By Lawrence A. Cunningham, who will discuss his new book, Berkshire Beyond Buffett: The Enduring Value of Values, at Washington University’s Olin School in St. Louis on Wednesday February 25 at 4:00 pm. Special guests include Tom Manenti, CEO of Berkshire’s MiTek subsidiary.
Berkshire Hathaway, the conglomerate Warren Buffett built, is vast and unconventional. Yet despite unusual traits, the company’s success comes down to favoring old-fashioned business values like trust and thrift while shunning the fast buck and debt. For businesses of all sizes, it offers a model worth emulating.
If Berkshire were a country and its revenues its gross domestic product, the company would be among the world’s top 50 economies.
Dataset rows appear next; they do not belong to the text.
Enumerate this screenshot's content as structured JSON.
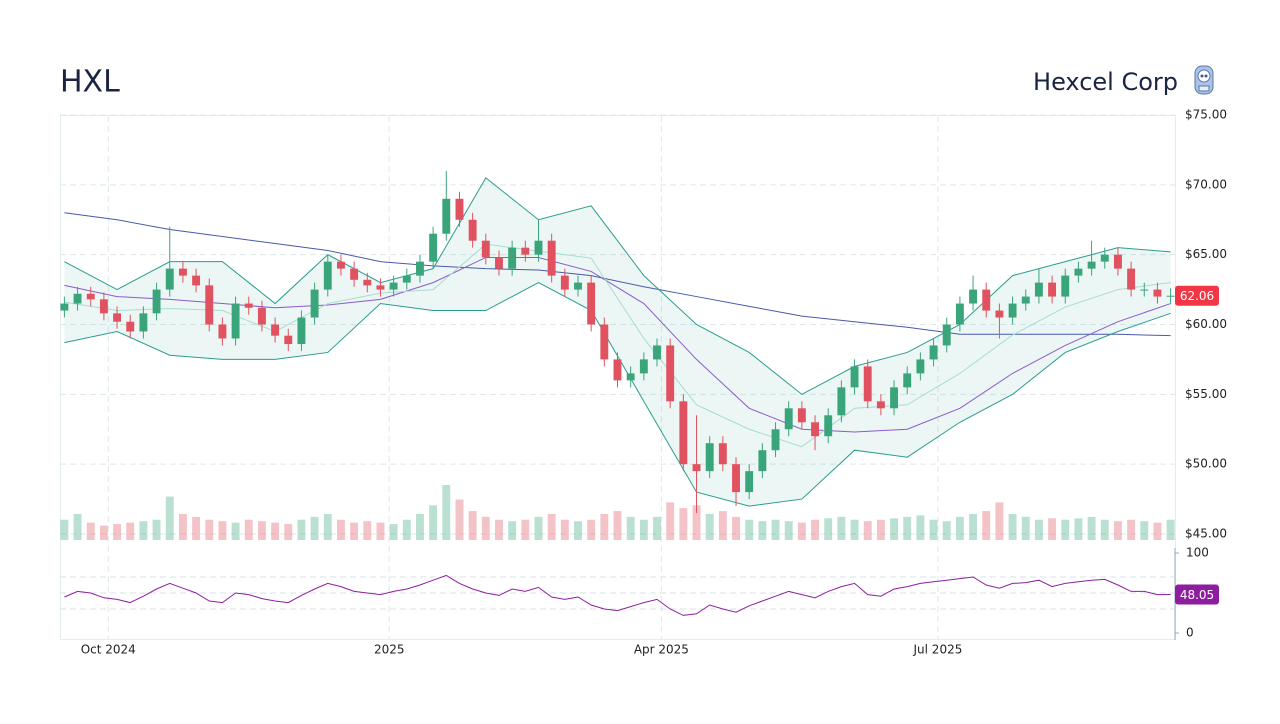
{
  "header": {
    "symbol": "HXL",
    "name": "Hexcel Corp"
  },
  "chart_data": [
    {
      "type": "candlestick",
      "xlim": [
        -1,
        253
      ],
      "xticks": [
        {
          "value": 10,
          "label": "Oct 2024"
        },
        {
          "value": 74,
          "label": "2025"
        },
        {
          "value": 136,
          "label": "Apr 2025"
        },
        {
          "value": 199,
          "label": "Jul 2025"
        }
      ],
      "ylim": [
        45,
        75
      ],
      "yticks": [
        {
          "value": 45,
          "label": "$45.00"
        },
        {
          "value": 50,
          "label": "$50.00"
        },
        {
          "value": 55,
          "label": "$55.00"
        },
        {
          "value": 60,
          "label": "$60.00"
        },
        {
          "value": 65,
          "label": "$65.00"
        },
        {
          "value": 70,
          "label": "$70.00"
        },
        {
          "value": 75,
          "label": "$75.00"
        }
      ],
      "grid": true,
      "up_color": "#3aa57a",
      "down_color": "#e0525f",
      "last_color": "#f23645",
      "x": [
        0,
        3,
        6,
        9,
        12,
        15,
        18,
        21,
        24,
        27,
        30,
        33,
        36,
        39,
        42,
        45,
        48,
        51,
        54,
        57,
        60,
        63,
        66,
        69,
        72,
        75,
        78,
        81,
        84,
        87,
        90,
        93,
        96,
        99,
        102,
        105,
        108,
        111,
        114,
        117,
        120,
        123,
        126,
        129,
        132,
        135,
        138,
        141,
        144,
        147,
        150,
        153,
        156,
        159,
        162,
        165,
        168,
        171,
        174,
        177,
        180,
        183,
        186,
        189,
        192,
        195,
        198,
        201,
        204,
        207,
        210,
        213,
        216,
        219,
        222,
        225,
        228,
        231,
        234,
        237,
        240,
        243,
        246,
        249,
        252
      ],
      "open": [
        61.0,
        61.5,
        62.2,
        61.8,
        60.8,
        60.2,
        59.5,
        60.8,
        62.5,
        64,
        63.5,
        62.8,
        60,
        59,
        61.5,
        61.2,
        60,
        59.2,
        58.6,
        60.5,
        62.5,
        64.5,
        64,
        63.2,
        62.8,
        62.5,
        63,
        63.5,
        64.5,
        66.5,
        69,
        67.5,
        66,
        64.8,
        64,
        65.5,
        65,
        66,
        63.5,
        62.5,
        63,
        60,
        57.5,
        56,
        56.5,
        57.5,
        58.5,
        54.5,
        50,
        49.5,
        51.5,
        50,
        48,
        49.5,
        51,
        52.5,
        54,
        53,
        52,
        53.5,
        55.5,
        57,
        54.5,
        54,
        55.5,
        56.5,
        57.5,
        58.5,
        60,
        61.5,
        62.5,
        61,
        60.5,
        61.5,
        62,
        63,
        62,
        63.5,
        64,
        64.5,
        65,
        64,
        62.5,
        62.5,
        62
      ],
      "high": [
        62.0,
        62.7,
        62.7,
        62.3,
        61.3,
        60.7,
        61.3,
        63.0,
        67.0,
        64.5,
        64.0,
        63.3,
        60.5,
        62.0,
        62.0,
        61.7,
        60.5,
        59.7,
        61.0,
        63.0,
        65.0,
        65.0,
        64.5,
        63.7,
        63.3,
        63.5,
        64.0,
        65.0,
        67.0,
        71.0,
        69.5,
        68.0,
        66.5,
        65.3,
        66.0,
        66.0,
        67.5,
        66.5,
        64.0,
        63.5,
        63.5,
        60.5,
        58.0,
        57.0,
        58.0,
        59.0,
        59.0,
        55.0,
        53.5,
        52.0,
        52.0,
        50.5,
        50.0,
        51.5,
        53.0,
        54.5,
        54.5,
        53.5,
        54.0,
        56.0,
        57.5,
        57.5,
        55.0,
        56.0,
        57.0,
        58.0,
        59.0,
        60.5,
        62.0,
        63.5,
        63.0,
        61.5,
        62.0,
        62.5,
        64.0,
        63.5,
        64.0,
        64.5,
        66.0,
        65.5,
        65.5,
        64.5,
        63.0,
        63.0,
        62.6
      ],
      "low": [
        60.5,
        61.0,
        61.3,
        60.3,
        59.7,
        59.0,
        59.0,
        60.3,
        62.0,
        63.0,
        62.3,
        59.5,
        58.5,
        58.5,
        60.7,
        59.5,
        58.7,
        58.1,
        58.1,
        60.0,
        62.0,
        63.5,
        62.7,
        62.3,
        62.0,
        62.0,
        62.5,
        63.0,
        64.0,
        66.0,
        67.0,
        65.5,
        64.3,
        63.5,
        63.5,
        64.5,
        64.5,
        63.0,
        62.0,
        62.0,
        59.5,
        57.0,
        55.5,
        55.5,
        56.0,
        57.0,
        54.0,
        49.5,
        46.5,
        49.0,
        49.5,
        47.0,
        47.5,
        49.0,
        50.5,
        52.0,
        52.5,
        51.0,
        51.5,
        53.0,
        55.0,
        54.0,
        53.5,
        53.5,
        55.0,
        56.0,
        57.0,
        58.0,
        59.5,
        61.0,
        60.5,
        59.0,
        60.0,
        61.0,
        61.5,
        61.5,
        61.5,
        63.0,
        63.5,
        64.0,
        63.5,
        62.0,
        62.0,
        61.5,
        61.5
      ],
      "close": [
        61.5,
        62.2,
        61.8,
        60.8,
        60.2,
        59.5,
        60.8,
        62.5,
        64,
        63.5,
        62.8,
        60,
        59,
        61.5,
        61.2,
        60,
        59.2,
        58.6,
        60.5,
        62.5,
        64.5,
        64,
        63.2,
        62.8,
        62.5,
        63,
        63.5,
        64.5,
        66.5,
        69,
        67.5,
        66,
        64.8,
        64,
        65.5,
        65,
        66,
        63.5,
        62.5,
        63,
        60,
        57.5,
        56,
        56.5,
        57.5,
        58.5,
        54.5,
        50,
        49.5,
        51.5,
        50,
        48,
        49.5,
        51,
        52.5,
        54,
        53,
        52,
        53.5,
        55.5,
        57,
        54.5,
        54,
        55.5,
        56.5,
        57.5,
        58.5,
        60,
        61.5,
        62.5,
        61,
        60.5,
        61.5,
        62,
        63,
        62,
        63.5,
        64,
        64.5,
        65,
        64,
        62.5,
        62.5,
        62,
        62.06
      ],
      "volume": [
        700,
        900,
        600,
        500,
        550,
        600,
        650,
        700,
        1500,
        900,
        800,
        700,
        650,
        600,
        700,
        650,
        600,
        550,
        700,
        800,
        900,
        700,
        600,
        650,
        600,
        550,
        700,
        900,
        1200,
        1900,
        1400,
        1000,
        800,
        700,
        650,
        700,
        800,
        900,
        700,
        650,
        700,
        900,
        1000,
        800,
        700,
        800,
        1300,
        1100,
        1200,
        900,
        1000,
        800,
        700,
        650,
        700,
        650,
        600,
        700,
        750,
        800,
        700,
        650,
        700,
        750,
        800,
        850,
        700,
        650,
        800,
        900,
        1000,
        1300,
        900,
        800,
        700,
        750,
        700,
        750,
        800,
        700,
        650,
        700,
        650,
        600,
        700
      ],
      "lines": [
        {
          "color": "#4a5aa8",
          "x": [
            0,
            12,
            24,
            36,
            48,
            60,
            72,
            84,
            96,
            108,
            120,
            132,
            144,
            156,
            168,
            180,
            192,
            204,
            216,
            228,
            240,
            252
          ],
          "values": [
            68,
            67.5,
            66.8,
            66.3,
            65.8,
            65.3,
            64.5,
            64.2,
            64.0,
            63.9,
            63.5,
            62.7,
            62.0,
            61.3,
            60.6,
            60.2,
            59.8,
            59.3,
            59.3,
            59.3,
            59.3,
            59.2
          ]
        },
        {
          "color": "#8a5cc8",
          "x": [
            0,
            12,
            24,
            36,
            48,
            60,
            72,
            84,
            96,
            108,
            120,
            132,
            144,
            156,
            168,
            180,
            192,
            204,
            216,
            228,
            240,
            252
          ],
          "values": [
            62.8,
            62.0,
            61.8,
            61.5,
            61.2,
            61.4,
            61.8,
            63,
            64.8,
            64.8,
            63.8,
            61.5,
            57.5,
            54,
            52.5,
            52.3,
            52.5,
            54,
            56.5,
            58.5,
            60.2,
            61.5
          ]
        },
        {
          "color": "#2a9d8f",
          "x": [
            0,
            12,
            24,
            36,
            48,
            60,
            72,
            84,
            96,
            108,
            120,
            132,
            144,
            156,
            168,
            180,
            192,
            204,
            216,
            228,
            240,
            252
          ],
          "values": [
            64.5,
            62.5,
            64.5,
            64.5,
            61.5,
            65,
            63,
            64,
            70.5,
            67.5,
            68.5,
            63.5,
            60,
            58,
            55,
            57,
            58,
            60,
            63.5,
            64.5,
            65.5,
            65.2
          ]
        },
        {
          "color": "#2a9d8f",
          "x": [
            0,
            12,
            24,
            36,
            48,
            60,
            72,
            84,
            96,
            108,
            120,
            132,
            144,
            156,
            168,
            180,
            192,
            204,
            216,
            228,
            240,
            252
          ],
          "values": [
            58.7,
            59.5,
            57.8,
            57.5,
            57.5,
            58,
            61.5,
            61,
            61,
            63,
            61,
            54.5,
            48,
            47,
            47.5,
            51,
            50.5,
            53,
            55,
            58,
            59.5,
            60.8
          ]
        },
        {
          "color": "#a8dccf",
          "x": [
            0,
            12,
            24,
            36,
            48,
            60,
            72,
            84,
            96,
            108,
            120,
            132,
            144,
            156,
            168,
            180,
            192,
            204,
            216,
            228,
            240,
            252
          ],
          "values": [
            61.6,
            61,
            61.15,
            61,
            59.5,
            61.5,
            62.25,
            62.5,
            65.75,
            65.25,
            64.75,
            59,
            54.25,
            52.5,
            51.25,
            54,
            54.25,
            56.5,
            59.25,
            61.25,
            62.5,
            63
          ]
        }
      ]
    },
    {
      "type": "line",
      "color": "#8e1ea0",
      "ylim": [
        0,
        100
      ],
      "yticks": [
        0,
        100
      ],
      "levels": [
        30,
        50,
        70
      ],
      "x": [
        0,
        3,
        6,
        9,
        12,
        15,
        18,
        21,
        24,
        27,
        30,
        33,
        36,
        39,
        42,
        45,
        48,
        51,
        54,
        57,
        60,
        63,
        66,
        69,
        72,
        75,
        78,
        81,
        84,
        87,
        90,
        93,
        96,
        99,
        102,
        105,
        108,
        111,
        114,
        117,
        120,
        123,
        126,
        129,
        132,
        135,
        138,
        141,
        144,
        147,
        150,
        153,
        156,
        159,
        162,
        165,
        168,
        171,
        174,
        177,
        180,
        183,
        186,
        189,
        192,
        195,
        198,
        201,
        204,
        207,
        210,
        213,
        216,
        219,
        222,
        225,
        228,
        231,
        234,
        237,
        240,
        243,
        246,
        249,
        252
      ],
      "values": [
        45,
        52,
        50,
        44,
        42,
        38,
        46,
        55,
        62,
        56,
        50,
        40,
        38,
        50,
        48,
        43,
        40,
        38,
        47,
        55,
        62,
        58,
        52,
        50,
        48,
        52,
        55,
        60,
        66,
        72,
        62,
        55,
        50,
        47,
        55,
        52,
        57,
        45,
        42,
        45,
        35,
        30,
        28,
        33,
        38,
        42,
        30,
        22,
        24,
        35,
        30,
        26,
        34,
        40,
        46,
        52,
        48,
        44,
        52,
        58,
        62,
        48,
        46,
        55,
        58,
        62,
        64,
        66,
        68,
        70,
        60,
        56,
        62,
        63,
        66,
        58,
        62,
        64,
        66,
        67,
        60,
        52,
        52,
        48,
        48.05
      ]
    }
  ]
}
Berkshire’s cash alone exceeds the total assets of all but the largest corporations. While Warren Buffett became famous as a stock picker, he built Berkshire through insurance companies and today oversees a hodgepodge of wholly-owned businesses, including a popular US auto insurer (GEICO), a large railroad (BNSF), a huge energy company, and pacesetters in fields as different as diamonds and mobile homes.
Although not every business always outperforms, overall Berkshire has beaten the broader stock market for its shareholders 80 percent of the time, often by double digits. Berkshire’s average annual gain has doubled that of the Standard & Poor’s 500 index, a cross-section of public company stocks. With a market value of $350 billion, Berkshire has generated great wealth for all its constituencies.